Tensor Collections¶

The construct of a Collection groups tensors together. A Collection is identified by a string representing the name of the collection. It can be used to group tensors of a particular kind such as “losses”, “weights”, “biases”, or “gradients”. A Collection has its own list of tensors specified by include regex patterns, and other parameters determining how these tensors should be saved and when. Using collections enables you to save different types of tensors at different frequencies and in different forms. These collections are then also available during analysis so you can query a group of tensors at once.

There are a number of built-in collections that SageMaker Debugger manages by default. This means that the library takes care of identifying what tensors should be saved as part of that collection. You can also define custom collections, to do which there are couple of different ways.

You can specify which of these collections to save in the hook’s include_collections parameter, or through the collection_configs parameter to the DebuggerHookConfig in the SageMaker Python SDK.

Built in Collections¶

Below is a comprehensive list of the built-in collections that are managed by SageMaker Debugger. The Hook identifes the tensors that should be saved as part of that collection for that framework and saves them if they were requested.

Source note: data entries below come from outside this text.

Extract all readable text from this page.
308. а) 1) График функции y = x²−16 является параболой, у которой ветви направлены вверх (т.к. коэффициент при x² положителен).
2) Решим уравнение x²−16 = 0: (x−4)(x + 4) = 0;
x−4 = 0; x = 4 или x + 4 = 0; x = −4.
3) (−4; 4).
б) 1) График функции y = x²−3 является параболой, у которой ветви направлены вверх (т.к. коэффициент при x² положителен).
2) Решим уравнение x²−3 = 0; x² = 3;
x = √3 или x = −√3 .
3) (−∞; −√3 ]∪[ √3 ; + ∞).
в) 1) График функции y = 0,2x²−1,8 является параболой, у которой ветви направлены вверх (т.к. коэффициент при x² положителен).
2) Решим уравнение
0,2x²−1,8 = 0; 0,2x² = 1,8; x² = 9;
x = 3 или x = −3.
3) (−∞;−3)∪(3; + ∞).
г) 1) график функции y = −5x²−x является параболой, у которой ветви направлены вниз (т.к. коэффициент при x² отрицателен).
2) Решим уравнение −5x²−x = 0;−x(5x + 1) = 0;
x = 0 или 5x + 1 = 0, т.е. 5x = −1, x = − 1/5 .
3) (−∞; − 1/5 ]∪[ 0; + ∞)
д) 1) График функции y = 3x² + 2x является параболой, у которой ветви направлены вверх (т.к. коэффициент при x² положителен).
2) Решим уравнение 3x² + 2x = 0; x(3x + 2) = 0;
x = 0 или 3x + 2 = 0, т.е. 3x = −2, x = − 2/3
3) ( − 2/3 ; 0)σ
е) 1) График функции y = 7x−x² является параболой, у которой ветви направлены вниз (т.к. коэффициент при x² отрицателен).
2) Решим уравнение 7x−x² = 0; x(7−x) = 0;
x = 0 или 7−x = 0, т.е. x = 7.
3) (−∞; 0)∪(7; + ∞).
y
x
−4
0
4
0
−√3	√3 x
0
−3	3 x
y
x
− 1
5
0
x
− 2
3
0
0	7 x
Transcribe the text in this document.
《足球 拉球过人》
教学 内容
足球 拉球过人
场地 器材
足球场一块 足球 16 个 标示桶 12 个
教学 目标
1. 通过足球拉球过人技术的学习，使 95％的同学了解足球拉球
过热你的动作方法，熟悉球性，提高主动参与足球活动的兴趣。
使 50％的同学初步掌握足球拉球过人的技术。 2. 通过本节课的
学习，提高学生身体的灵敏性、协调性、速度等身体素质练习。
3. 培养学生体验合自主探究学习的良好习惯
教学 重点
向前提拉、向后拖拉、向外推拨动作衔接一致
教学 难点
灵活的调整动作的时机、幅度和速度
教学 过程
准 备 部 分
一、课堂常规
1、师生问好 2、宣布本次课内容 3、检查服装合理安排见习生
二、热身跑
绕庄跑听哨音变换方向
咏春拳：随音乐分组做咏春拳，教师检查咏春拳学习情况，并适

The names of these collections are all lower case strings.

Name	Supported by frameworks/hooks	Description
`all`	all	Matches all tensors
`default`	all	It’s a default collection created, which matches the regex patterns passed as `include_regex` to the Hook
`weights`	TensorFlow, PyTorch, MXNet	Matches all weights of the model
`biases`	TensorFlow, PyTorch, MXNet	Matches all biases of the model
`gradients`	TensorFlow, PyTorch, MXNet	Matches all gradients of the model. In TensorFlow when not using Zero Script Change environments, must use `hoo k.wrap_optimizer()`.
`losses`	TensorFlow, PyTorch, MXNet	Saves the loss for the model
`metrics`	TensorFlow’s KerasHook, XGBoost	For KerasHook, saves the metrics computed by Keras for the model. For XGBoost, the evaluation metrics computed by the algorithm.
`outputs`	TensorFlow’s KerasHook	Matches the outputs of the model
`layers`	TensorFlow’s KerasHook	Input and output of intermediate convolutional layers
`sm_metrics`	TensorFlow	You can add scalars that you want to show up in SageMaker Metrics to this collection. SageMaker Debugger will save these scalars both to the out_dir of the hook, as well as to SageMaker Metric. Note that the scalars passed here will be saved on AWS servers outside of your AWS account.
`optimizer_variables`	TensorFlow’s KerasHook	Matches all optimizer variables, currently only supported in Keras.
`hyperparameters`	XGBoost	Booster paramamete rs
`predictions`	XGBoost	Predictions on validation set (if provided)
`labels`	XGBoost	Labels on validation set (if provided)
`feature_importance`	XGBoost	Feature importance given by g et_score()
`full_shap`	XGBoost	A matrix of (nsmaple, nfeatures + 1) with each record indicating the feature contributions (SHAP valu es) for that prediction. Computed on training data with predic t()
`average_shap`	XGBoost	The sum of SHAP value magnitudes over all samples. Represents the impact each feature has on the model output.
`trees`	XGBoost	Boosted tree model given by trees_to_dataframe( )

Default collections saved¶

The following collections are saved regardless of the hook configuration.

Framework	Default collections saved
`TensorFlow`	METRICS, LOSSES, SM_METRICS
`PyTorch`	LOSSES
`MXNet`	LOSSES
`XGBoost`	METRICS

If for some reason, you want to disable the saving of these collections, you can do so by setting end_step to 0 in the collection’s SaveConfig. When using the SageMaker Python SDK this would look like

from sagemaker.debugger import DebuggerHookConfig, CollectionConfig

hook_config = DebuggerHookConfig(
    s3_output_path='s3://smdebug-dev-demo-pdx/mnist',
    collection_configs=[
        CollectionConfig(name="metrics", parameters={"end_step": 0})
    ]
)

When configuring the Collection in your Python script, it would be as follows:

hook.get_collection("metrics").save_config.end_step = 0

Creating or retrieving a Collection¶

Function	Behavior
`hook. get_collection(collection_name)`	Returns the collection with the given name. Creates the collection with default configuration if it doesn’t already exist. A new collection created by default does not match any tensor and is configured to save histograms and distributions along with the tensor if tensorboard support is enabled, and uses the reduction configuration and save configuration passed to the hook.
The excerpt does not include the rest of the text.